The amount of time and energy we were supposed to put into changing together wasn’t adding up. Majority of the time I spearheaded the strategies to better our relationship while constantly reminding him that we were in it together and that I needed more of his participation to make things work. We have since then broken up and we are no longer on speaking terms (Note: there’s nothing wrong with establishing boundaries for the betterment of your well-being).

Now that I think about it, my priorities were out of line as I needed to focus more on individualism verses collectivism. I also noticed that there were signs to a greater problem that could have been dealt with in advance if I knew then what I know now.

Can You Answer For Yourself?

A few years ago my ex-boyfriend and I met with a friend of ours who had launched her life goal of hosting her own fashion webisodes. The topic of career goals came up and she asked me, “What do you plan on doing with your BS degree in Communication“? I told her I wasn’t sure anymore and that I was still figuring things out (Note: graduation was a few months away and I had nothing lined up). The disbelief on her face and the disgust in her voice made my boyfriend and I so uncomfortable that he came up with some ideas as to what I could potentially do with my degree. As he is talking she’s trying to interrupt him so that she could ask me if I could speak up for myself. By the time he finished his spill, she asked me who did my make-up and I confessed I did. She then replied, Oh it’s cute. You could pass as a make-up artist. Chic what!? 4 years of education and all you can do is acknowledge how pretty I am?

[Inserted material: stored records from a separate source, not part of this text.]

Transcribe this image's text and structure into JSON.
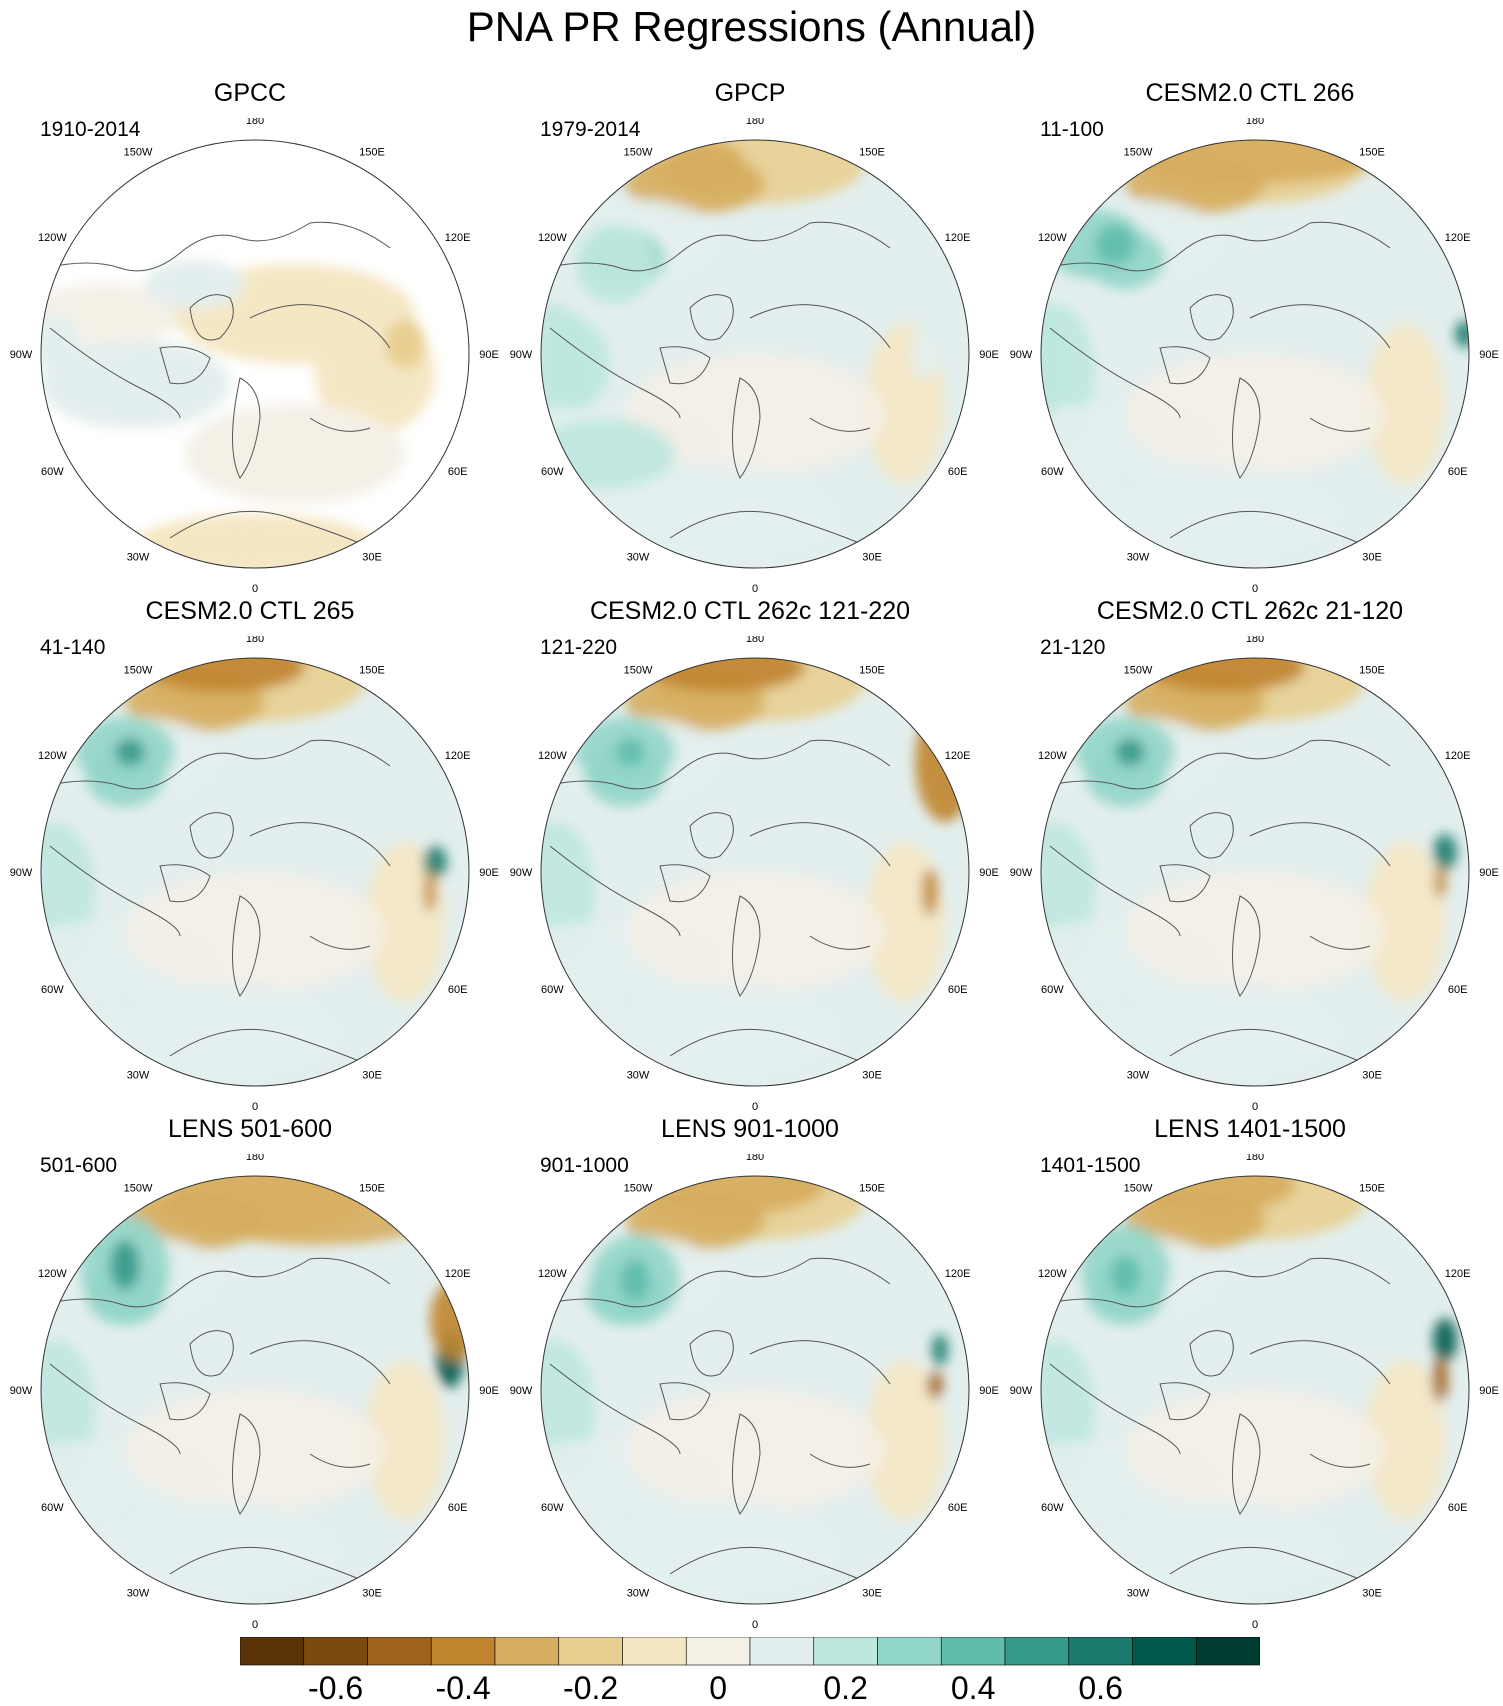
{
  "figure": {
    "title": "PNA PR Regressions (Annual)"
  },
  "panels": [
    {
      "title": "GPCC",
      "period": "1910-2014",
      "type": "observed"
    },
    {
      "title": "GPCP",
      "period": "1979-2014",
      "type": "observed"
    },
    {
      "title": "CESM2.0 CTL 266",
      "period": "11-100",
      "type": "model"
    },
    {
      "title": "CESM2.0 CTL 265",
      "period": "41-140",
      "type": "model"
    },
    {
      "title": "CESM2.0 CTL 262c 121-220",
      "period": "121-220",
      "type": "model"
    },
    {
      "title": "CESM2.0 CTL 262c 21-120",
      "period": "21-120",
      "type": "model"
    },
    {
      "title": "LENS 501-600",
      "period": "501-600",
      "type": "model"
    },
    {
      "title": "LENS 901-1000",
      "period": "901-1000",
      "type": "model"
    },
    {
      "title": "LENS 1401-1500",
      "period": "1401-1500",
      "type": "model"
    }
  ],
  "longitude_labels": [
    "180",
    "150E",
    "120E",
    "90E",
    "60E",
    "30E",
    "0",
    "30W",
    "60W",
    "90W",
    "120W",
    "150W"
  ],
  "colorbar": {
    "tick_labels": [
      "-0.6",
      "-0.4",
      "-0.2",
      "0",
      "0.2",
      "0.4",
      "0.6"
    ],
    "colors": [
      "#5a3407",
      "#7d4a0e",
      "#a0621a",
      "#c0842f",
      "#d6ad5e",
      "#e8cf91",
      "#f5e7c4",
      "#f4f0e6",
      "#e3efee",
      "#bee7df",
      "#92d6c9",
      "#5fbcab",
      "#35998a",
      "#177a6c",
      "#005a4c",
      "#003b30"
    ]
  },
  "chart_data": {
    "type": "heatmap",
    "title": "PNA PR Regressions (Annual)",
    "projection": "north polar stereographic",
    "panels": [
      "GPCC",
      "GPCP",
      "CESM2.0 CTL 266",
      "CESM2.0 CTL 265",
      "CESM2.0 CTL 262c 121-220",
      "CESM2.0 CTL 262c 21-120",
      "LENS 501-600",
      "LENS 901-1000",
      "LENS 1401-1500"
    ],
    "colorbar_ticks": [
      -0.6,
      -0.4,
      -0.2,
      0,
      0.2,
      0.4,
      0.6
    ],
    "colorbar_levels": 16
  }
}
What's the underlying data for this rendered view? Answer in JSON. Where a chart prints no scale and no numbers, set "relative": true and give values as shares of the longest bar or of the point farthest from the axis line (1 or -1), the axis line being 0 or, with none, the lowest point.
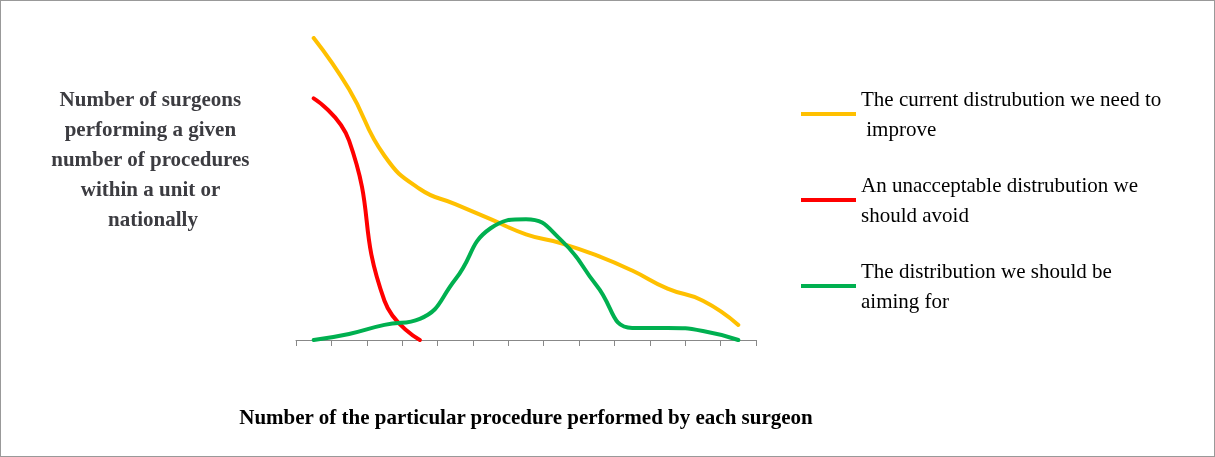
{
  "chart_data": {
    "type": "line",
    "relative": true,
    "xlabel": "Number of the particular procedure performed by each surgeon",
    "ylabel": "Number of surgeons performing a given number of procedures within a unit or nationally",
    "categories": [
      null,
      null,
      null,
      null,
      null,
      null,
      null,
      null,
      null,
      null,
      null,
      null,
      null
    ],
    "series": [
      {
        "name": "The current distrubution we need to improve",
        "color": "#ffc000",
        "values": [
          1.0,
          0.83,
          0.61,
          0.5,
          0.45,
          0.4,
          0.35,
          0.32,
          0.28,
          0.23,
          0.17,
          0.13,
          0.05
        ]
      },
      {
        "name": "An unacceptable distrubution we should avoid",
        "color": "#ff0000",
        "values": [
          0.8,
          0.66,
          0.13,
          0,
          null,
          null,
          null,
          null,
          null,
          null,
          null,
          null,
          null
        ]
      },
      {
        "name": "The distribution we should be aiming for",
        "color": "#00b050",
        "values": [
          0,
          0.02,
          0.05,
          0.07,
          0.2,
          0.37,
          0.4,
          0.33,
          0.18,
          0.04,
          0.04,
          0.03,
          0
        ]
      }
    ],
    "legend": "right",
    "grid": false,
    "marker": "none",
    "line_style": "solid"
  }
}
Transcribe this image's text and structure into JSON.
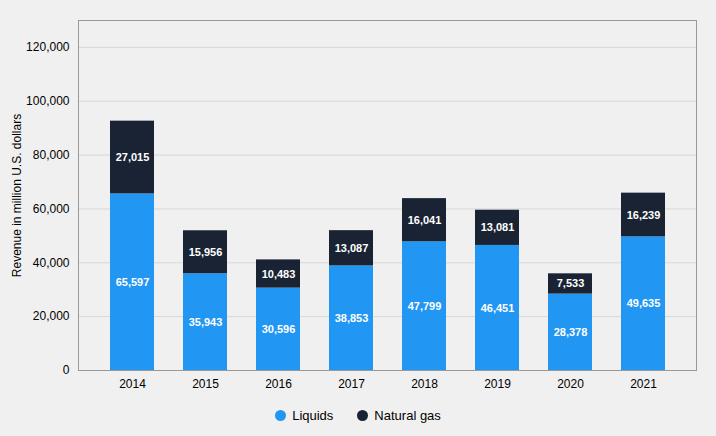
{
  "chart_data": {
    "type": "bar",
    "stacked": true,
    "data_labels": true,
    "grid": true,
    "legend": "bottom",
    "ylabel": "Revenue in million U.S. dollars",
    "categories": [
      "2014",
      "2015",
      "2016",
      "2017",
      "2018",
      "2019",
      "2020",
      "2021"
    ],
    "series": [
      {
        "name": "Liquids",
        "color": "#2196f3",
        "values": [
          65597,
          35943,
          30596,
          38853,
          47799,
          46451,
          28378,
          49635
        ],
        "value_labels": [
          "65,597",
          "35,943",
          "30,596",
          "38,853",
          "47,799",
          "46,451",
          "28,378",
          "49,635"
        ]
      },
      {
        "name": "Natural gas",
        "color": "#1a2333",
        "values": [
          27015,
          15956,
          10483,
          13087,
          16041,
          13081,
          7533,
          16239
        ],
        "value_labels": [
          "27,015",
          "15,956",
          "10,483",
          "13,087",
          "16,041",
          "13,081",
          "7,533",
          "16,239"
        ]
      }
    ],
    "ylim": [
      0,
      130000
    ],
    "yticks": [
      0,
      {
        "value": 20000,
        "label": "20,000"
      },
      {
        "value": 40000,
        "label": "40,000"
      },
      {
        "value": 60000,
        "label": "60,000"
      },
      {
        "value": 80000,
        "label": "80,000"
      },
      {
        "value": 100000,
        "label": "100,000"
      },
      {
        "value": 120000,
        "label": "120,000"
      }
    ]
  }
}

After that she excused me from the rest of the conversation. I remember walking out the door humiliated and traumatized. That day I learned that beauty is average, but a woman with beauty, intellect, and plans says a lot about how confident and comfortable she feels within herself whether single or taken. But I didn’t know how to balance the two so continued shaping myself for the betterment of my relationship and sadly this cycle continued on.

Again, Can You Answer for Yourself?

It wasn’t long after separating from my flaky relationship that I found myself on the prowl. I wasn’t fond of one on one’s unless it was with someone of the opposite sex who fit my criteria. He needed to be charming, educated, independent, and secure to name a few. If he offered what I was looking for I was a happy scout, but there was a problem and it was all too familiar.

Again, I spent so much time getting to know my person-of-interest that when the time came for me to answer questions such as, “what are your career goals, where do you see yourself in two years, how active are you in your community, what are your core values, what do you like and dislike most about yourself, ” I was completely unprepared. I needed to find my way and I needed to asap. I didn’t need to do it so much for dating purposes, but I needed to because I couldn’t bare going another day not knowing who I was, where I planned to go and why.